2. Avoid "1fr" for rows on mobile
I’ve noticed Safari gets really weird with grid-template-rows: 1fr; if the parent container doesn't have a very specific height defined. If your layout is collapsing, try changing your row heights to auto or a specific px/rem value for the mobile media query. It’s less "elegant" than fractional units, but it’s much more stable on iOS.
3. Double-check your Viewport Meta Tag
It sounds basic, but I’ve seen this break so many layouts. Make sure your HTML <head> includes this exactly:
<meta name="viewport" content="width=device-width, initial-scale=1">
Without the initial-scale=1, Safari sometimes tries to "help" by zooming out or rendering the desktop width and scaling it down, which makes CSS Grid go haywire.
4. Percentage gaps vs. Fixed gaps
Are you using percentages for your gap or column-gap? Safari has historically been buggy with percentage-based gaps in grids. Stick to px, em, or rem for your gaps.

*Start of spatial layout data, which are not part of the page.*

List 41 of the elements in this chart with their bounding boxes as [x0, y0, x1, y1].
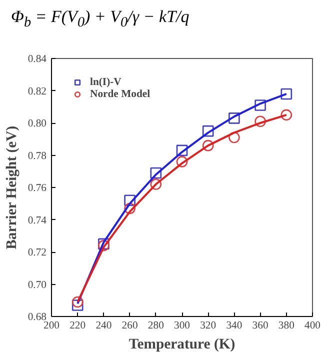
point: [202, 140, 214, 152]
point: [280, 88, 292, 100]
point: [228, 132, 240, 144]
point: [124, 194, 136, 206]
x-tick-label: 360: [252, 320, 268, 332]
point: [280, 109, 292, 121]
y-tick-label: 0.82: [28, 86, 47, 98]
x-tick-label: 400: [304, 320, 320, 332]
y-tick-label: 0.74: [28, 215, 48, 226]
y-tick-label: 0.76: [28, 183, 48, 194]
y-tick-label: 0.68: [28, 312, 47, 323]
point: [176, 144, 188, 156]
legend-label: ln(I)-V: [90, 76, 122, 88]
point: [176, 156, 188, 168]
y-tick-label: 0.80: [28, 118, 47, 130]
x-tick-label: 220: [70, 320, 86, 332]
legend-label: Norde Model: [90, 88, 150, 100]
x-tick-label: 340: [226, 320, 242, 332]
point: [202, 125, 214, 137]
y-tick-label: 0.72: [28, 248, 47, 258]
point: [150, 167, 162, 179]
point: [254, 116, 266, 128]
x-tick-label: 320: [200, 320, 216, 332]
point: [124, 202, 136, 214]
x-tick-label: 260: [122, 320, 138, 332]
y-tick-label: 0.70: [28, 280, 47, 291]
x-tick-label: 240: [96, 320, 112, 332]
x-tick-label: 380: [278, 320, 294, 332]
x-tick-label: 280: [148, 320, 164, 332]
point: [72, 300, 84, 311]
y-tick-label: 0.84: [28, 54, 48, 65]
x-tick-label: 300: [174, 320, 190, 332]
x-tick-label: 200: [44, 320, 60, 332]
y-axis-title: Barrier Height (eV): [4, 126, 20, 250]
point: [228, 112, 240, 124]
y-tick-label: 0.78: [28, 150, 47, 162]
text: Φ$_{b}$ = F(V$_{0}$) + V$_{0}$/γ − kT/q: [10, 6, 190, 32]
x-axis-title: Temperature (K): [128, 336, 236, 352]
point: [150, 178, 162, 190]
point: [254, 100, 266, 111]
point: [72, 296, 84, 308]
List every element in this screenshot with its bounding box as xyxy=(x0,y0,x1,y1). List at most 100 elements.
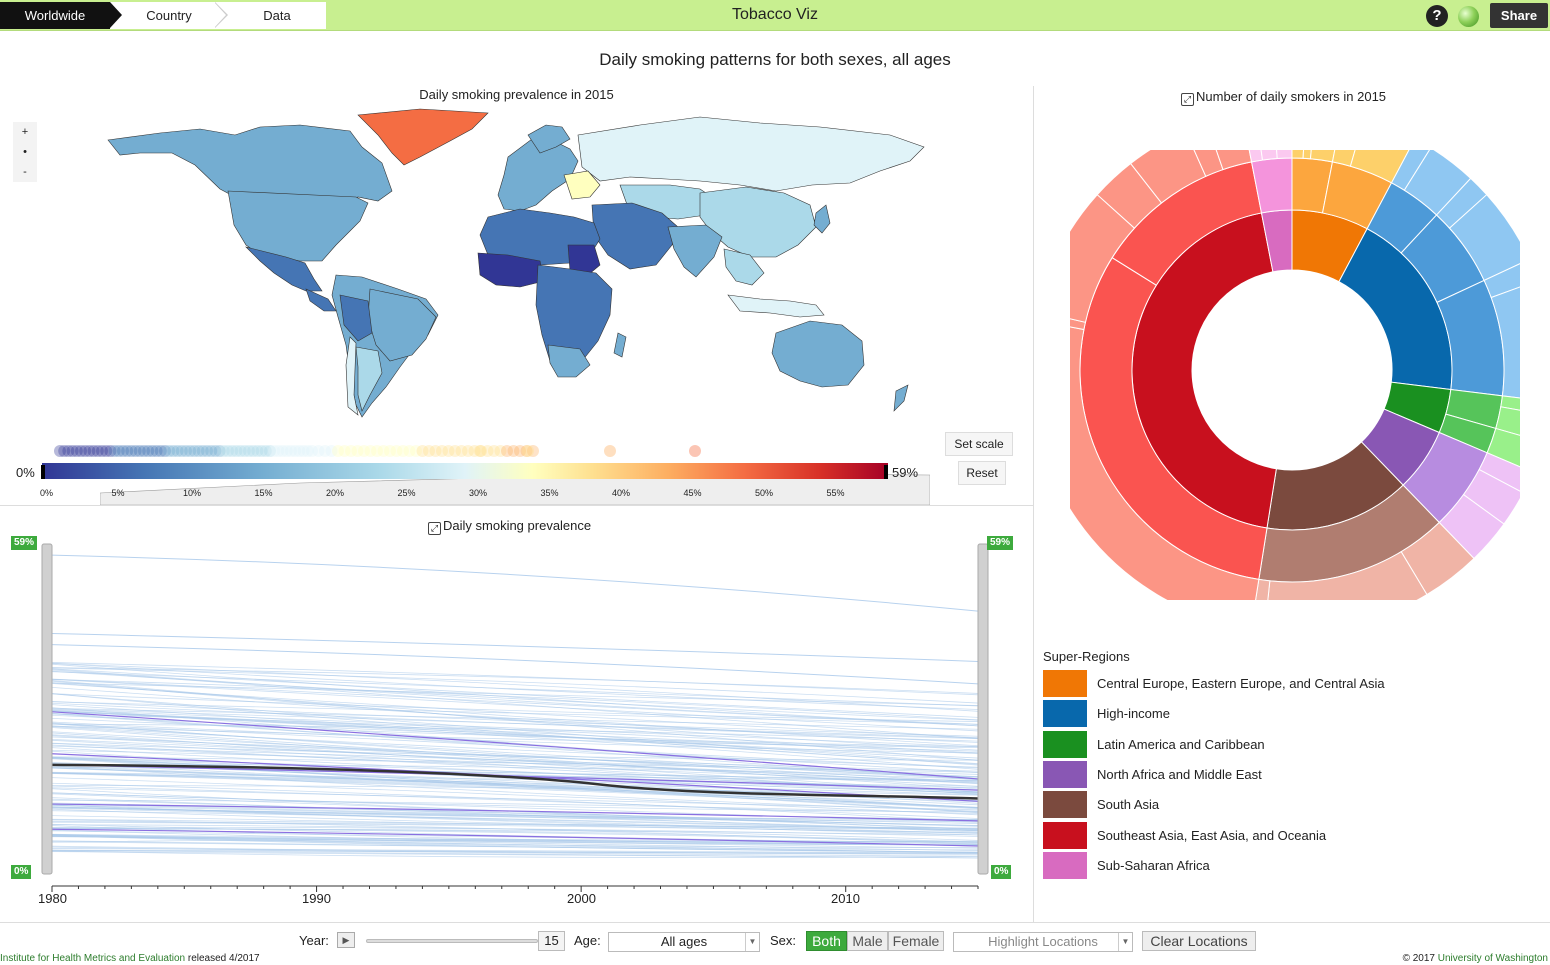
country-dot[interactable] xyxy=(468,445,481,457)
expand-icon[interactable]: ⤢ xyxy=(428,522,441,535)
country-distribution-dots[interactable] xyxy=(50,443,710,459)
country-dot[interactable] xyxy=(514,445,526,457)
country-dot[interactable] xyxy=(272,445,285,457)
country-dot[interactable] xyxy=(87,445,100,457)
country-dot[interactable] xyxy=(104,445,117,457)
country-dot[interactable] xyxy=(226,445,239,457)
tab-data[interactable]: Data xyxy=(214,2,326,29)
country-dot[interactable] xyxy=(79,445,92,457)
set-scale-button[interactable]: Set scale xyxy=(945,432,1013,456)
country-dot[interactable] xyxy=(62,445,75,457)
country-dot[interactable] xyxy=(201,445,213,457)
share-button[interactable]: Share xyxy=(1490,3,1548,28)
location-line[interactable] xyxy=(51,709,979,755)
ihme-logo-icon[interactable] xyxy=(1458,6,1479,27)
location-line[interactable] xyxy=(51,712,979,781)
country-dot[interactable] xyxy=(230,445,243,457)
country-dot[interactable] xyxy=(146,445,159,457)
country-dot[interactable] xyxy=(205,445,218,457)
location-line[interactable] xyxy=(51,702,979,740)
expand-icon[interactable]: ⤢ xyxy=(1181,93,1194,106)
reset-button[interactable]: Reset xyxy=(958,461,1006,485)
legend-item[interactable]: High-income xyxy=(1043,700,1170,728)
zoom-out-button[interactable]: - xyxy=(23,166,27,178)
country-dot[interactable] xyxy=(494,445,507,457)
country-dot[interactable] xyxy=(397,445,409,457)
location-line[interactable] xyxy=(51,644,979,685)
range-handle-left[interactable] xyxy=(41,543,53,875)
country-dot[interactable] xyxy=(345,445,357,457)
legend-item[interactable]: South Asia xyxy=(1043,791,1159,819)
location-line[interactable] xyxy=(51,797,979,833)
country-dot[interactable] xyxy=(117,445,129,457)
country-dot[interactable] xyxy=(474,445,486,457)
country-dot[interactable] xyxy=(280,445,293,457)
location-line[interactable] xyxy=(51,662,979,696)
location-line[interactable] xyxy=(51,678,979,721)
legend-max-handle[interactable] xyxy=(884,465,888,479)
country-dot[interactable] xyxy=(423,445,435,457)
country-dot[interactable] xyxy=(171,445,184,457)
location-line[interactable] xyxy=(51,782,979,823)
country-dot[interactable] xyxy=(70,445,83,457)
location-line[interactable] xyxy=(51,835,979,851)
sex-male-toggle[interactable]: Male xyxy=(847,931,888,951)
country-dot[interactable] xyxy=(312,445,325,457)
location-line[interactable] xyxy=(51,834,979,846)
country-dot[interactable] xyxy=(163,445,176,457)
country-dot[interactable] xyxy=(377,445,390,457)
country-arc[interactable] xyxy=(1265,551,1428,600)
highlight-locations-select[interactable]: Highlight Locations ▼ xyxy=(953,932,1133,952)
country-dot[interactable] xyxy=(188,445,201,457)
location-line[interactable] xyxy=(51,670,979,721)
country-dot[interactable] xyxy=(96,445,108,457)
country-dot[interactable] xyxy=(403,445,416,457)
country-dot[interactable] xyxy=(462,445,474,457)
clear-locations-button[interactable]: Clear Locations xyxy=(1142,931,1256,951)
location-line[interactable] xyxy=(51,721,979,754)
world-map[interactable] xyxy=(100,105,930,505)
country-dot[interactable] xyxy=(58,445,71,457)
smokers-sunburst[interactable] xyxy=(1070,150,1520,600)
help-icon[interactable]: ? xyxy=(1426,5,1448,27)
legend-min-handle[interactable] xyxy=(41,465,45,479)
country-dot[interactable] xyxy=(54,445,66,457)
country-dot[interactable] xyxy=(604,445,616,457)
play-button[interactable]: ▶ xyxy=(337,932,355,948)
tab-country[interactable]: Country xyxy=(110,2,228,29)
country-dot[interactable] xyxy=(112,445,125,457)
location-line[interactable] xyxy=(51,734,979,772)
location-line[interactable] xyxy=(51,700,979,737)
location-line[interactable] xyxy=(51,667,979,704)
country-dot[interactable] xyxy=(522,445,534,457)
location-line[interactable] xyxy=(51,668,979,718)
color-scale-legend[interactable] xyxy=(42,463,888,479)
country-dot[interactable] xyxy=(371,445,383,457)
location-line[interactable] xyxy=(51,808,979,830)
country-dot[interactable] xyxy=(319,445,331,457)
uw-link[interactable]: University of Washington xyxy=(1437,953,1548,964)
location-line[interactable] xyxy=(51,738,979,785)
country-arc[interactable] xyxy=(1070,320,1260,600)
location-line[interactable] xyxy=(51,840,979,854)
location-line[interactable] xyxy=(51,777,979,816)
country-dot[interactable] xyxy=(222,445,234,457)
location-line[interactable] xyxy=(51,554,979,612)
country-dot[interactable] xyxy=(520,445,533,457)
location-line[interactable] xyxy=(51,686,979,743)
country-dot[interactable] xyxy=(332,445,344,457)
country-dot[interactable] xyxy=(325,445,338,457)
legend-item[interactable]: Latin America and Caribbean xyxy=(1043,730,1265,758)
country-dot[interactable] xyxy=(689,445,701,457)
country-dot[interactable] xyxy=(481,445,494,457)
global-line[interactable] xyxy=(51,763,979,800)
country-dot[interactable] xyxy=(217,445,230,457)
country-dot[interactable] xyxy=(358,445,370,457)
country-dot[interactable] xyxy=(289,445,302,457)
location-line[interactable] xyxy=(51,731,979,778)
country-dot[interactable] xyxy=(238,445,251,457)
location-line[interactable] xyxy=(51,850,979,858)
region-line[interactable] xyxy=(51,711,979,780)
ihme-link[interactable]: Institute for Health Metrics and Evaluat… xyxy=(0,953,186,964)
country-dot[interactable] xyxy=(351,445,364,457)
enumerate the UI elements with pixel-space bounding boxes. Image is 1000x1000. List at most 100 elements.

It's a small change, but it fixed a "shuffling" column issue for me on a project last month.
5. Flexbox fallback for very old iOS
If you're supporting really old iPhones, keep in mind that Grid support was a bit spotty before iOS 10.3/11. But if you’re on a modern device, it’s likely one of the sizing issues above. Try the min-width: 0; fix first—it’s a lifesaver 90% of the time.
Let me know if that works! If it’s still acting up, post a snippet of your CSS and I’ll take a look. We'll get it figured out!